I've punted on the Thames and white-water rafted on the Colorado. I've watched the lights of Paris from the dining salon of a yacht cruising the Seine. I've listened to gypsy violins on the banks of the Danube. I've lived along the Charles and jogged along the Potomac and hiked along the Rio Grande. I've applauded fireworks lighting the sky above the East River.
These are all famous rivers and they have much to recommend them, from rapids to romance. But it was here on Long Island, on the Carmans River, a relatively modest 10-mile stream that winds its way from Yaphank to the Great South Bay, where I came closest to nature. On a late September day in the silence due the splendor of a setting sun, I had a front-row seat for the ballet of the tree swallows. And they flew into my memory.

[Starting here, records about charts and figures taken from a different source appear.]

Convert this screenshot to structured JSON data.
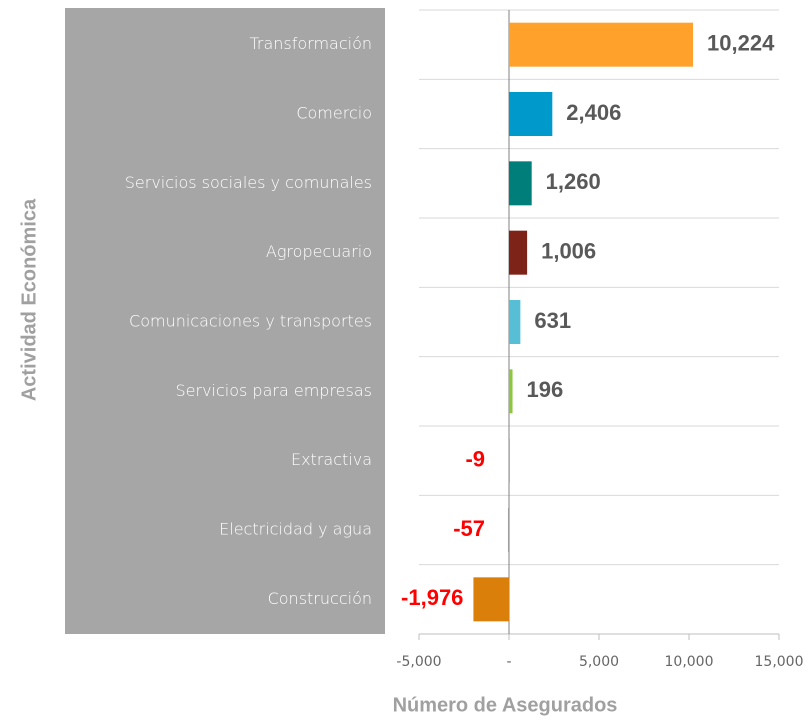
{
  "chart_data": {
    "type": "barh",
    "xlabel": "Número de Asegurados",
    "ylabel": "Actividad Económica",
    "categories": [
      "Transformación",
      "Comercio",
      "Servicios sociales y comunales",
      "Agropecuario",
      "Comunicaciones y transportes",
      "Servicios para empresas",
      "Extractiva",
      "Electricidad y agua",
      "Construcción"
    ],
    "values": [
      10224,
      2406,
      1260,
      1006,
      631,
      196,
      -9,
      -57,
      -1976
    ],
    "value_labels": [
      "10,224",
      "2,406",
      "1,260",
      "1,006",
      "631",
      "196",
      "-9",
      "-57",
      "-1,976"
    ],
    "colors": [
      "#ffa12b",
      "#0099cc",
      "#007e7a",
      "#7e2318",
      "#56bfd6",
      "#8dc63f",
      "#9e9e9e",
      "#9e9e9e",
      "#d97f0a"
    ],
    "xlim": [
      -5000,
      15000
    ],
    "xticks": [
      {
        "value": -5000,
        "label": "-5,000"
      },
      {
        "value": 0,
        "label": "-"
      },
      {
        "value": 5000,
        "label": "5,000"
      },
      {
        "value": 10000,
        "label": "10,000"
      },
      {
        "value": 15000,
        "label": "15,000"
      }
    ],
    "grid": true
  }
}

I had guides - Jen and Peter Clements, both of them naturalists who live in the hamlet of Brookhaven, close to the river's edge. Jen is the daughter of the late Dennis Puleston, perhaps the Island's most revered naturalist. Stories about Dennis are legend - his knowledge of our woods and streams and the birds and plants and creatures that inhabit them.
Shards of silver sunlight extend like skywriting across the muted-blue above our small boat. We talk quietly, loudness seems like sacrilege. Jen and Peter treat the river and its creatures as companions. They are part of the natural world as I can never be. They speak sparingly - but with a sense of delight in everything from the snappers they caught for dinner to the whippoorwills that call in the early morning and the tree swallows they hope to see this autumn evening.

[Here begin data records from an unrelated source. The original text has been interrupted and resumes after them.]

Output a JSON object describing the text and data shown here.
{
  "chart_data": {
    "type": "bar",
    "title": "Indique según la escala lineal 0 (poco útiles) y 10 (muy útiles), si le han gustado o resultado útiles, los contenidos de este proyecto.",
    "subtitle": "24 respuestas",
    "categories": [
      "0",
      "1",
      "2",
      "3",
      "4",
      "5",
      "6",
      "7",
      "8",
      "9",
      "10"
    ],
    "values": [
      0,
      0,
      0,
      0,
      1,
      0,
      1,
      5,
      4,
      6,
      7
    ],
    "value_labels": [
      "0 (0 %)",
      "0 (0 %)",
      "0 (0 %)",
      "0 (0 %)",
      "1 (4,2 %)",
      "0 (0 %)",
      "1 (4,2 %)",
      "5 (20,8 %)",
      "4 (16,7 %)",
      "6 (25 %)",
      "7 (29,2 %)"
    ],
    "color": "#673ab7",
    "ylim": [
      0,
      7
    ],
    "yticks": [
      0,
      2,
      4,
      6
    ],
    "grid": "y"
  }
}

Jen talks about her father, and it is easy to think of Dennis Puleston on the river he loved, taking pleasure in the cool of a newborn season, listening for birdsong, looking for old friends and new discoveries along the curving river burnished by the sinking sun in shades of brown from beige to copper. Early autumn color tinges the spartina grass, and patches of goldenrod shine in the deepening glow.

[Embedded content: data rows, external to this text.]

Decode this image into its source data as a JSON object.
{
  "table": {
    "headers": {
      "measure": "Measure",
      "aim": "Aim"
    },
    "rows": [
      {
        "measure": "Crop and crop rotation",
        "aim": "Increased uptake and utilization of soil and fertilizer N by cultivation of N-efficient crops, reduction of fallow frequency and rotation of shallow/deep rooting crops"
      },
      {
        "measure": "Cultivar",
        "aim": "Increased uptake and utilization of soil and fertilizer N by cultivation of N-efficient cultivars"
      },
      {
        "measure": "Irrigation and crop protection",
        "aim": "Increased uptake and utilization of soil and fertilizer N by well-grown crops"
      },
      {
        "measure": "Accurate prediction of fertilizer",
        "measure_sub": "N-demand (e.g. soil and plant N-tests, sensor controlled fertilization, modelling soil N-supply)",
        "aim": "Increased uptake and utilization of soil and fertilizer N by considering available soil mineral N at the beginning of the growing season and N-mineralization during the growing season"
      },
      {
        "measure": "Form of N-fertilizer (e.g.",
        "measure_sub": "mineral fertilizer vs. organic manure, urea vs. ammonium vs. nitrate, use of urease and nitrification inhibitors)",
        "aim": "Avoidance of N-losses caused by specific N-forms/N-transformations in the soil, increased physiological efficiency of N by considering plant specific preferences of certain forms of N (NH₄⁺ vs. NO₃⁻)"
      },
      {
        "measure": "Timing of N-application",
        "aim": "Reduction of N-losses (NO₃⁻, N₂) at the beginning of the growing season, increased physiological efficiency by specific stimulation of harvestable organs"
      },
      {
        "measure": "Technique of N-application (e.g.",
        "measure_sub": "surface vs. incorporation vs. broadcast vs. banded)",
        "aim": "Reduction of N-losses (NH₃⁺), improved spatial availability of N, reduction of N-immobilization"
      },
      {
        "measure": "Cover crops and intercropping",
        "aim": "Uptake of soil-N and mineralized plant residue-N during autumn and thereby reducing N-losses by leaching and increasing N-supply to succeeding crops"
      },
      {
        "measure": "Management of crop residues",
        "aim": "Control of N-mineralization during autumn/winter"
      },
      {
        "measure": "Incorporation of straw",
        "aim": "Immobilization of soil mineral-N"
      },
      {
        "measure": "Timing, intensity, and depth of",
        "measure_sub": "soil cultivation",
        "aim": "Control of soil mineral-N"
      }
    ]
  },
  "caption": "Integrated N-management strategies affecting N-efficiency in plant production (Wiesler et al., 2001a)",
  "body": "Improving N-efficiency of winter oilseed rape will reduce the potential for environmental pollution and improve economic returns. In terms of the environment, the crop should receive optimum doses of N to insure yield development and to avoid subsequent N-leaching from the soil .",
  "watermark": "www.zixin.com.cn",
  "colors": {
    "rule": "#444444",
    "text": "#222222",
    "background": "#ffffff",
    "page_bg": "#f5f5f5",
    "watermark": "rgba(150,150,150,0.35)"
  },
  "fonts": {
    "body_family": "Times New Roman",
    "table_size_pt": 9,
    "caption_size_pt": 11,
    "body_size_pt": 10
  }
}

"My dad loved this river," she says. "Growing up, it was an extension of our backyard. There were no phragmites then and you could see across the marshes. You'd see things that you hardly ever see now - spotted turtles and whistling swans and hog-nosed snakes. Toward the end of his life, when it was hard for him to walk, we brought him out on the river one more time. Like always, we argued to get him into a jacket. We never got him into a hat. He was a hardy sailor who'd been around the world. But the Carmans was always home."
I had been on the river with Jen and Peter once before. An eel swam by, a great blue heron settled briefly in a pepperidge tree and a kingfisher swooped into the water for dinner. The tree swallows didn't show up that day but a starling flew boldly down and lit on our heads. Jen smiled as the bird picked at her long braid. "You're a sweet little bird. I had a pet starling once. I even had a cowbird for a while. And I raised a bluejay. My father always gave me the injured birds to take care of."
Now the river flows and bends. The boat drifts gently. We watch the sky, hoping the tree swallows will come this time - the glossy, iridescent blue-green birds with white cheeks that catch insects on the fly and make their homes in tree cavities and woodpecker holes. In the fall, they migrate south in flocks that can number in the thousands. They're small - about 5 inches long - but when they come together, Jen says, they can darken the sky. "They fly in a vortex. Higher and higher."
"We didn't get tree swallows in here when I was a kid," Jen says. "Probably because we didn't have so many phragmites - the tree swallows dive into the reeds at night." The little birds became one of the pleasures of her father's twilight - autumn evenings when they danced for him above the Carmans River. "They were one of his last discoveries."
Suddenly, Pete says, "There they are." It's about 6:30. Beyond us, high, high above, a dark brown cloud appears. It is made up of birds. Then I realize that the specks are tree swallows, hundreds of them. They seem like a single entity. An entity greater than all its parts.
It is as if a great amoeba is performing a ballet in the sky. It is swift, graceful, almost hypnotic. Up and down, back and forth, the distant mass dipping and rising, curving and swirling. "Magnify this 100 times," Jen says. "More even, and that's what it's like some nights."
We sit in the boat on the burnished river and watch quietly. The sky is a fireball of pink and orange and yellow. The living cloud dips in a final swirl and disappears into the tall, rustling reeds.
"Good night," Jen says. An owl hoots.
Evening draws its curtain over the river.